I promised last month to talk more about the night work. The first time I got interested in it was pulling up to a ranch gate and seeing how the headlights lit it. I made an image, it wasn't iconic, but I was intrigued by the idea. I lived on a ranch for a year, which is a story in itself, but I had a several thousand acres to explore, and I began doing night work right in the front yard. I set up a camera in the dark night, opened the shutter, "painted" the yuccas with a light, left the shutter open and went to bed. I got up a few hours later, still dark, and retrieved the camera. I loved the image, and having several cameras, I began setting them up all over the ranch. I could make several images a night. This led to taking the idea to the park. I would set up cameras in several locations, focusing, painting the plant, and doing a time exposure. I put reflective tape around the tripod legs because it was easier to find them in the night. I wore a headlamp to see what I was doing, and in some of the images you can see a streak from it. This made the image somewhat of a self portrait. I changed F/stops, focus, lenses, film backs and even locations. Opening the shutters and going to sleep. If I would wake up and it was sunrise, all my efforts would be lost. This happened several times too. John Spong wrote an article about the work called "Light In The Darkness" August 2006 for Texas Monthly. I purchased my first digital camera , and as the film cameras were exposing I would shoot with it. Digital sensors are much more responsive to low light. I would point it at the sky and make a 30 second exposure and you would see a frame full of stars, but when I looked up they were barely visible. I think this is why there is a flood of milky way photos now. It's gotten relatively simple. That being said, there is nothing simple about digital photography. The only thing that is easier is that you do not have to process film for an image. There is so much control and literally anything you can dream up, you can make in a digitaI photograph. I love that. The night work was a wonderful few years for me. Like all my photographic explorations. I do it until I run out of ideas and move on. I've had the most extraordinary times in the park, sometimes going for days without seeing another human being. It was all mine.
**Painting the Rock**
I mentioned that I wore a headlamp. So I set the camera up, opened the shutter, and walked down to the rock. I stayed in one position so the light would reflect back and create a self portrait.

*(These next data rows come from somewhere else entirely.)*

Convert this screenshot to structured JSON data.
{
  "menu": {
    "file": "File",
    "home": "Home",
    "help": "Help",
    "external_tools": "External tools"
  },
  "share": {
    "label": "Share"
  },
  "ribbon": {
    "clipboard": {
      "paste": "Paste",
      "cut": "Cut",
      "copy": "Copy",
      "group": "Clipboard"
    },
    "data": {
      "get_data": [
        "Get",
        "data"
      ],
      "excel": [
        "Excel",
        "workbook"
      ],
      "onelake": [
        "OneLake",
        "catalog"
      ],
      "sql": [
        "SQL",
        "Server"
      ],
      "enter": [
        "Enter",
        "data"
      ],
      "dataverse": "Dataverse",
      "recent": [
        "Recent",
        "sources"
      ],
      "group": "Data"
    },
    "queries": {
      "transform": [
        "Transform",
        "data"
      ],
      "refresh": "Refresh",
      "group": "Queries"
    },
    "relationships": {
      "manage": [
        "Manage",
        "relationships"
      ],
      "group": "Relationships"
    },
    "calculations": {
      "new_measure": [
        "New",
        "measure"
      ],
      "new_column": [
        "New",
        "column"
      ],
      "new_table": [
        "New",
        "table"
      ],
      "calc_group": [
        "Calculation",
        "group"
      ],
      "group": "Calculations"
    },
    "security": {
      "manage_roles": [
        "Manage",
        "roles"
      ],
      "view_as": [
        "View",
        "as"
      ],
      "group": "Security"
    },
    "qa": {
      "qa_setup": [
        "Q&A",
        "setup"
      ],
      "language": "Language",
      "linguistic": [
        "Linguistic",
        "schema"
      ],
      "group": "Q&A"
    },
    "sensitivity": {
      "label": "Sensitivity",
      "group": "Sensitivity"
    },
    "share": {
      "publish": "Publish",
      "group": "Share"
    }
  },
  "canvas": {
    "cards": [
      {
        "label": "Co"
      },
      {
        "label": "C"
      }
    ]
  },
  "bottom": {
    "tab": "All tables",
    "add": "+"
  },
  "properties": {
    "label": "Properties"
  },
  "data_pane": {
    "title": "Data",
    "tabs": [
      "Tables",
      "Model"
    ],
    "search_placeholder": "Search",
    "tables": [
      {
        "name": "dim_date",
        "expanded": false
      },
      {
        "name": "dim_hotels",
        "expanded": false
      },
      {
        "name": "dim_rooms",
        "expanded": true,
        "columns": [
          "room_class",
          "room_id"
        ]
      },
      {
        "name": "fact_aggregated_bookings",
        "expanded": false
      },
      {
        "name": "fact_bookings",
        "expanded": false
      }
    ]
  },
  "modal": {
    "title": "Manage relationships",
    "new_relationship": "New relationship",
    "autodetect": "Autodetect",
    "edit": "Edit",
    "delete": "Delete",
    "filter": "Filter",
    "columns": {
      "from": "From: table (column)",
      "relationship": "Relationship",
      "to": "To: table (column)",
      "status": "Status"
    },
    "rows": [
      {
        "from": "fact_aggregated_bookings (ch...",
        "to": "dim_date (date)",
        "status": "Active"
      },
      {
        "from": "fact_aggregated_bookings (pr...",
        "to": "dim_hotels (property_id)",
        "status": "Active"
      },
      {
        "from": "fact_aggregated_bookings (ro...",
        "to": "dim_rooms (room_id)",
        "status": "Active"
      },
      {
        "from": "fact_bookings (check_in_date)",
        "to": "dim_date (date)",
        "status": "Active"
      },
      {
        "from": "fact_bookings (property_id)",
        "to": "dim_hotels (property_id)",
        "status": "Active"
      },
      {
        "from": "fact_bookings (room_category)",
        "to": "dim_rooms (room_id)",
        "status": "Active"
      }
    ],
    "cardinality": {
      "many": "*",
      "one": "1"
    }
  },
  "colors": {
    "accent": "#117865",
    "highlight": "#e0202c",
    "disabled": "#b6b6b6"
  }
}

I was shocked and saddened to hear about the death of Bill Wittliff. I used to sell images from his Lonesome Dove series at the gallery, and instead of paying Bill with cash we would trade dollar for dollar my images. These would go into the Southwest Writers and Photography Collection. It was a good deal. He also lobbied to get my image of Cormac McCarthy in the National Portrait Gallery. He told me they already had one of Cormac, but he tried to convince them my image was better. We didn't always see eye to eye, but we always got through it, and we never held a grudge. When Marci and I would visit him, he would spend as much time as we wanted. The last time I saw him he showed me his newest series of beer can images, and like always we horse traded. Bill was a great many things to a great many people, but there was nobody like him. The art world will miss him. He took a piece of everyone's heart.